Episodes of rain will also push south into Los Angeles and San Diego Monday night into early Wednesday.
This storm system will likely last longer than last week's storm keeping the rain around through the middle of the week. Part of the reason will be because of a second pulse of moisture that will move through.
"Most regions will get 1 to 3 inches of rainfall, with any accumulating snow generally above 5,000 feet," said Avalos.
Know when the snow will affect your location by using AccuWeather's MinuteCast®. It has the minute-by-minute forecast for your exact location. Type your city name, select MinuteCast, and input your street address. On mobile, you can also use your GPS location.
That snow could cause disruptions across some of the higher passes, including Donner Pass. Parts of the Sierra may get over a foot of snow.
Gusty winds will accompany the rain and may put some communities in the dark, although widespread power outages are not expected.

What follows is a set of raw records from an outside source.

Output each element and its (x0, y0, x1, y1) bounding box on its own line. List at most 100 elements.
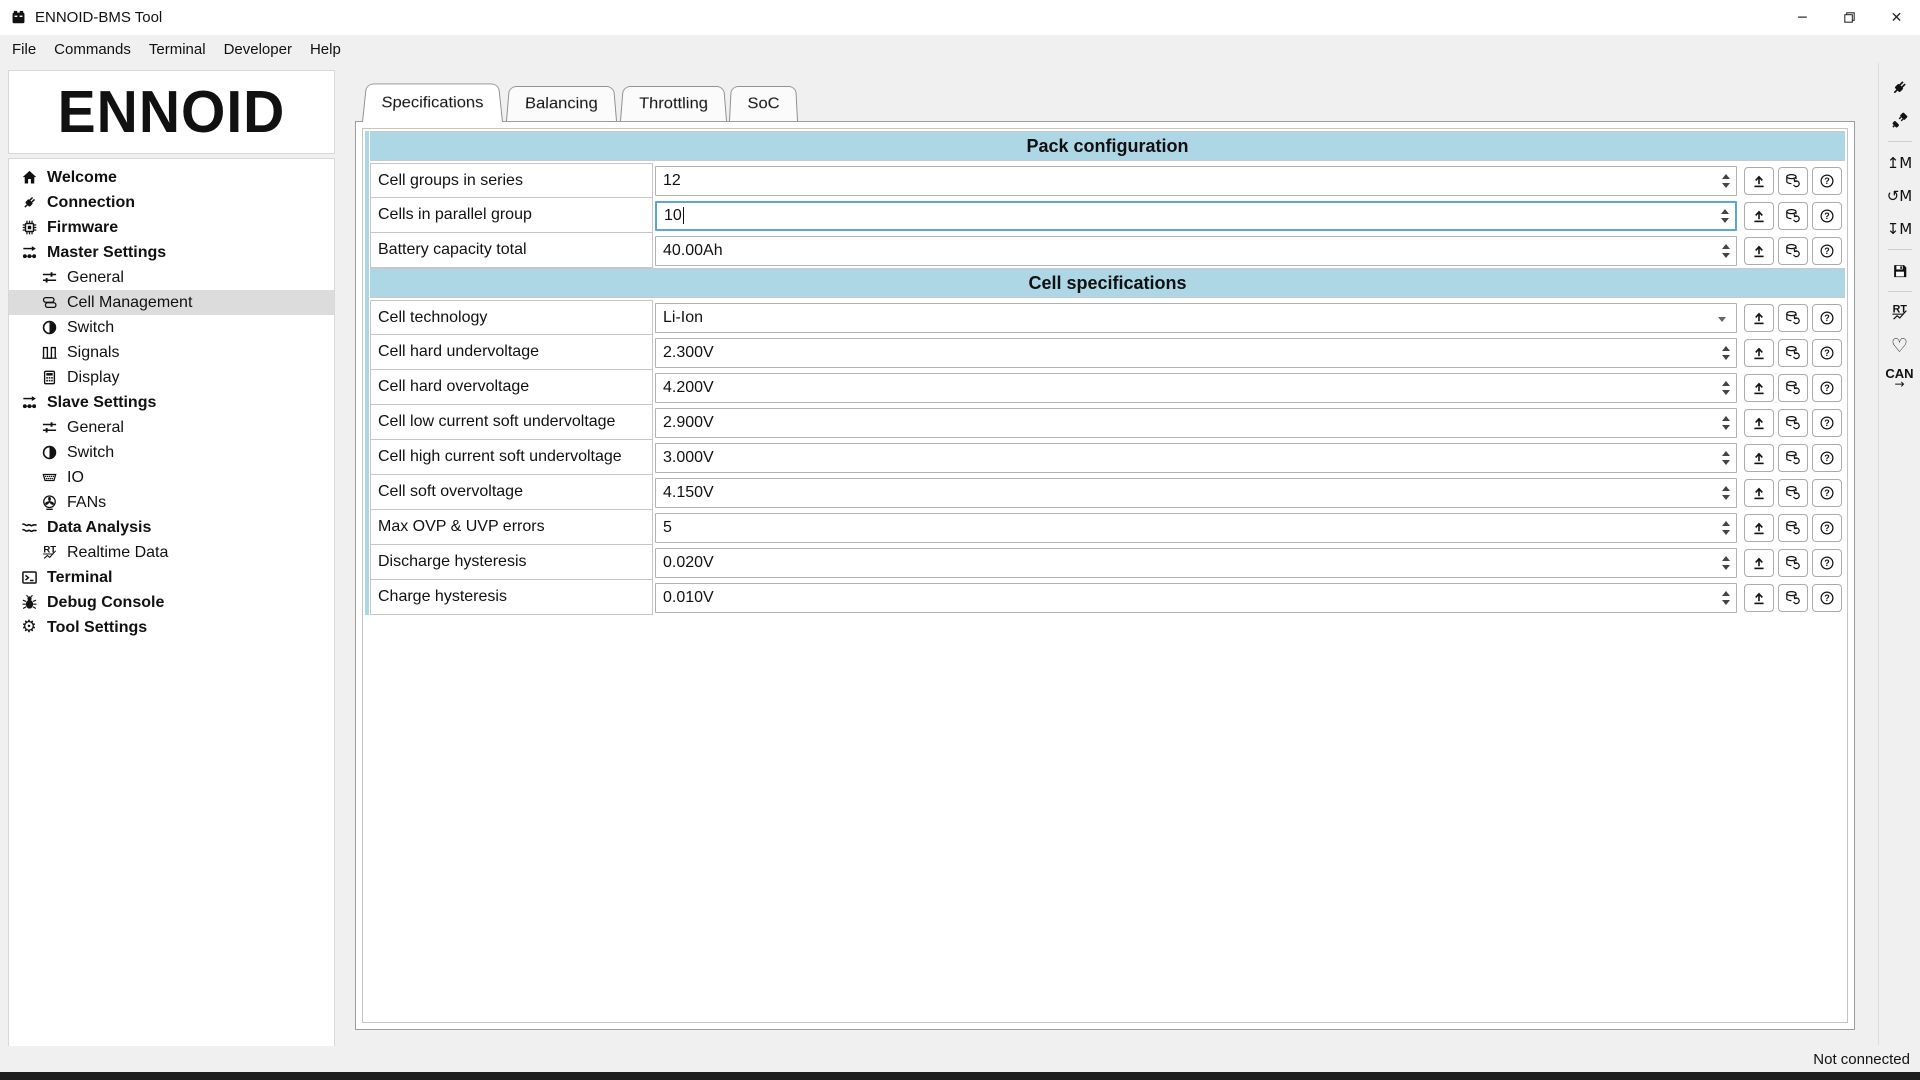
menu-help[interactable]: Help (301, 38, 350, 61)
cell-hard-overvoltage-input[interactable]: 4.200V (655, 373, 1737, 403)
spin-down-icon[interactable] (1722, 600, 1730, 605)
spin-up-icon[interactable] (1722, 244, 1730, 249)
menu-file[interactable]: File (3, 38, 45, 61)
spinner[interactable] (1720, 549, 1732, 577)
restore-default-button[interactable] (1778, 549, 1808, 577)
help-button[interactable] (1812, 167, 1842, 195)
spinner[interactable] (1720, 374, 1732, 402)
max-ovp-uvp-errors-input[interactable]: 5 (655, 513, 1737, 543)
sidebar-item-slave-general[interactable]: General (9, 415, 334, 440)
tab-soc[interactable]: SoC (729, 86, 798, 121)
restore-default-button[interactable] (1778, 479, 1808, 507)
spinner[interactable] (1720, 339, 1732, 367)
write-value-button[interactable] (1744, 374, 1774, 402)
spin-up-icon[interactable] (1722, 416, 1730, 421)
write-value-button[interactable] (1744, 409, 1774, 437)
sidebar-item-connection[interactable]: Connection (9, 190, 334, 215)
refresh-memory-button[interactable]: ↺M (1887, 182, 1913, 209)
spin-up-icon[interactable] (1722, 486, 1730, 491)
spinner[interactable] (1719, 203, 1731, 229)
sidebar-item-slave-settings[interactable]: Slave Settings (9, 390, 334, 415)
write-value-button[interactable] (1744, 549, 1774, 577)
favorite-button[interactable]: ♡ (1891, 332, 1908, 359)
sidebar-item-debug-console[interactable]: Debug Console (9, 590, 334, 615)
write-memory-button[interactable]: ↧M (1887, 215, 1913, 242)
sidebar-item-realtime-data[interactable]: Realtime Data (9, 540, 334, 565)
sidebar-item-display[interactable]: Display (9, 365, 334, 390)
write-value-button[interactable] (1744, 339, 1774, 367)
help-button[interactable] (1812, 444, 1842, 472)
menu-terminal[interactable]: Terminal (140, 38, 215, 61)
help-button[interactable] (1812, 549, 1842, 577)
spinner[interactable] (1720, 167, 1732, 195)
spin-up-icon[interactable] (1722, 451, 1730, 456)
spin-down-icon[interactable] (1722, 183, 1730, 188)
help-button[interactable] (1812, 514, 1842, 542)
disconnect-button[interactable] (1890, 107, 1909, 134)
restore-default-button[interactable] (1778, 339, 1808, 367)
tab-throttling[interactable]: Throttling (620, 86, 727, 121)
spinner[interactable] (1720, 409, 1732, 437)
spin-down-icon[interactable] (1722, 355, 1730, 360)
tab-specifications[interactable]: Specifications (362, 83, 503, 122)
sidebar-item-terminal[interactable]: Terminal (9, 565, 334, 590)
write-value-button[interactable] (1744, 304, 1774, 332)
spin-up-icon[interactable] (1722, 381, 1730, 386)
write-value-button[interactable] (1744, 514, 1774, 542)
sidebar-item-signals[interactable]: Signals (9, 340, 334, 365)
read-memory-button[interactable]: ↥M (1887, 149, 1913, 176)
spin-up-icon[interactable] (1722, 521, 1730, 526)
spin-up-icon[interactable] (1722, 346, 1730, 351)
sidebar-item-master-settings[interactable]: Master Settings (9, 240, 334, 265)
cell-hard-undervoltage-input[interactable]: 2.300V (655, 338, 1737, 368)
close-button[interactable]: ✕ (1873, 0, 1920, 35)
spin-down-icon[interactable] (1722, 495, 1730, 500)
help-button[interactable] (1812, 409, 1842, 437)
restore-default-button[interactable] (1778, 514, 1808, 542)
spinner[interactable] (1720, 444, 1732, 472)
help-button[interactable] (1812, 339, 1842, 367)
cell-groups-in-series-input[interactable]: 12 (655, 166, 1737, 196)
sidebar-item-tool-settings[interactable]: ⚙Tool Settings (9, 615, 334, 640)
help-button[interactable] (1812, 304, 1842, 332)
save-button[interactable] (1891, 257, 1909, 284)
sidebar-item-data-analysis[interactable]: Data Analysis (9, 515, 334, 540)
restore-default-button[interactable] (1778, 444, 1808, 472)
spin-down-icon[interactable] (1722, 530, 1730, 535)
realtime-data-button[interactable] (1890, 299, 1909, 326)
cell-soft-overvoltage-input[interactable]: 4.150V (655, 478, 1737, 508)
spin-down-icon[interactable] (1721, 218, 1729, 223)
spin-down-icon[interactable] (1722, 565, 1730, 570)
sidebar-item-io[interactable]: IO (9, 465, 334, 490)
sidebar-item-master-general[interactable]: General (9, 265, 334, 290)
write-value-button[interactable] (1744, 167, 1774, 195)
spin-up-icon[interactable] (1722, 556, 1730, 561)
sidebar-item-welcome[interactable]: Welcome (9, 165, 334, 190)
menu-commands[interactable]: Commands (45, 38, 140, 61)
write-value-button[interactable] (1744, 202, 1774, 230)
restore-default-button[interactable] (1778, 167, 1808, 195)
help-button[interactable] (1812, 479, 1842, 507)
help-button[interactable] (1812, 584, 1842, 612)
spinner[interactable] (1720, 479, 1732, 507)
help-button[interactable] (1812, 374, 1842, 402)
cell-high-current-soft-undervoltage-input[interactable]: 3.000V (655, 443, 1737, 473)
cell-technology-select[interactable]: Li-Ion (655, 303, 1737, 333)
restore-button[interactable] (1826, 0, 1873, 35)
spin-down-icon[interactable] (1722, 425, 1730, 430)
sidebar-item-cell-management[interactable]: Cell Management (9, 290, 334, 315)
cells-in-parallel-group-input[interactable]: 10 (655, 201, 1737, 231)
can-bus-button[interactable]: CAN → (1885, 365, 1913, 392)
sidebar-item-fans[interactable]: FANs (9, 490, 334, 515)
battery-capacity-total-input[interactable]: 40.00Ah (655, 236, 1737, 266)
restore-default-button[interactable] (1778, 374, 1808, 402)
spinner[interactable] (1720, 514, 1732, 542)
spinner[interactable] (1720, 584, 1732, 612)
write-value-button[interactable] (1744, 584, 1774, 612)
write-value-button[interactable] (1744, 444, 1774, 472)
spin-down-icon[interactable] (1722, 253, 1730, 258)
spin-down-icon[interactable] (1722, 460, 1730, 465)
restore-default-button[interactable] (1778, 304, 1808, 332)
spin-up-icon[interactable] (1722, 591, 1730, 596)
write-value-button[interactable] (1744, 237, 1774, 265)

Another storm system will arrive towards the end of the week, entering the region farther north across Washington and Oregon and eventually diving down into California late Friday and into Saturday.
The storm track will continue to push farther north through the weekend and into next week, which will keep the bulk of the storms north of California and mainly into Oregon, Washington and British Columbia for Christmas week.
Despite flooding and mudslides, this stretch of unsettled weather will have helped the region in some ways as well.
"Before the rainy pattern takes a break, cumulative rainfall will have taken a huge slice out of the long-term drought," said AccuWeather.com Meteorologist Alex Sosnowski. - AccuWeather.